3. Tim Lincecum keeps being mostly okay (mostly) (for the most part)
It's still hard to get used to the new Lincecum, but he's been okay (mostly) (for the most part) (kind of) since the start of June. He's throwing more strikes and allowing fewer homers. He even has three quality starts out of his last six tries. It's sad to talk about him like he's Todd Wellemeyer or something, but still. It's better news on him than any we've had in the past year, playoffs excluded.

4. Barry Zito keeps ... doing whatever it is he does
Good start bad start awful start good start meh start meh start meh start bad start good start meh start meh start bad start bad start awful start great start meh start good start meh start meh start meh start bad start bad start meh start good start awful start meh start meh start

5. Chad Gaudin continues his surprising ways
He's been a nice surprise, alright. I'd still like to see Vogelsong back, but no complaints about Gaudin.

6. THE BULLPEN STARTS PITCHING BETTER
GOOD GOD BULLPEN STOP BEING SO AWFUL. YOU ARE AWFUL. STOP DOING THAT. THE AWFUL. STOP DOING THE AWFUL THINGS YOU HAVE BEEN DOING.

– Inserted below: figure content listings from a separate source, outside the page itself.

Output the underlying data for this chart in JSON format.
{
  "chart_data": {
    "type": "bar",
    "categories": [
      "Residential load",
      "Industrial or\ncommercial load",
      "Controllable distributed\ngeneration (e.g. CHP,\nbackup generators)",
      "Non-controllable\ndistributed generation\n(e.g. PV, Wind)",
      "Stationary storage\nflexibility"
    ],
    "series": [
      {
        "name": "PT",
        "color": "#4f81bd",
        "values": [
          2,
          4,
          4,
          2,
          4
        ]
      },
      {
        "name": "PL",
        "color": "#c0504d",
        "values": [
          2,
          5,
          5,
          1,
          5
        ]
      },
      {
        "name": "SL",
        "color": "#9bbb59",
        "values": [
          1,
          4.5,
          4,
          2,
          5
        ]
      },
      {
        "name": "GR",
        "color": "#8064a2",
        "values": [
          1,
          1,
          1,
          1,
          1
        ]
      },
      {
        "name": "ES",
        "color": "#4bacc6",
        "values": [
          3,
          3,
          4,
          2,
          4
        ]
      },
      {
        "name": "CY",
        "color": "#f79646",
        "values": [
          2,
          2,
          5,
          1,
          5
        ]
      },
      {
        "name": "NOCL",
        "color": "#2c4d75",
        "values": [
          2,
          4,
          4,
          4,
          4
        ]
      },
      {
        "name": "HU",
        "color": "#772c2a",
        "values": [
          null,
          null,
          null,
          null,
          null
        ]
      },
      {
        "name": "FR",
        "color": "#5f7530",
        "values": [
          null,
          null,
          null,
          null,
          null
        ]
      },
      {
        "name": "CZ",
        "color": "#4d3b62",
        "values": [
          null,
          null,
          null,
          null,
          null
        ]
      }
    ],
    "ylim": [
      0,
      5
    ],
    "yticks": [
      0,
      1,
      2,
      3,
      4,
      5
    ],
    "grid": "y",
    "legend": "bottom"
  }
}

7. HIT THE BALL YOU HORRIBLE BASEBALL PLAYERS
HIT THE DAMNED BALL. YOU ARE HORRIBLE BASEBALL PLAYERS. not you buster. YOU ARE ALL HORRIBLE, AND YOU SHOULD STOP BEING HORRIBLE. i'm sorry about this buster. HIT THE BASEBALL. HIT THE BASEBALL. WHEN SOMEONE THROWS A BASEBALL, HIT IT WELL. IF YOU STOP BEING HORRIBLE, YOU HAVE A CHANCE. plug your ears buster

Call it the seven-step plan to renewed interest. And, say, those first five are already happening. They were happening throughout the June meltdown, and it's not crazy to expect them to continue.

The sixth one seems unlikely to us right now, but Santiago Casilla is close, and bullpens are weird and mercurial.

The seventh one seems impossible, but the Giants spent the first two months of the season being a good offensive team. Not just acceptable or workable. Good. This latest gutterslump came out of nowhere, and it's been bad enough to beat us all down and drop the Giants well under .500 for the first time in years. But I'm pretty sure that Pablo Sandoval isn't a replacement-level player now, or that Brandon Crawford isn't going to keep doing the Bocock Shuffle, or that Scutaro's slump is one of those things, and nothing related to mallet fingers.

Maybe the Giants can still hit. Enough to be frustrating instead of mood-poison, at least.

There's a Giants/Dodgers series coming up. I don't even really care about the Dodgers part. That's how thorough the Giants' malaise has affected me. Don't care about the rivalry right now; I just want something to cheer for. Start there, and worry about the Dodgers later. Specifically, worry about the Yasiel Puig Hall of Fame ceremony held atop the pile of vanquished-enemy corpses later.

Right now, I'd just like to remember why baseball is supposed to be fun to watch.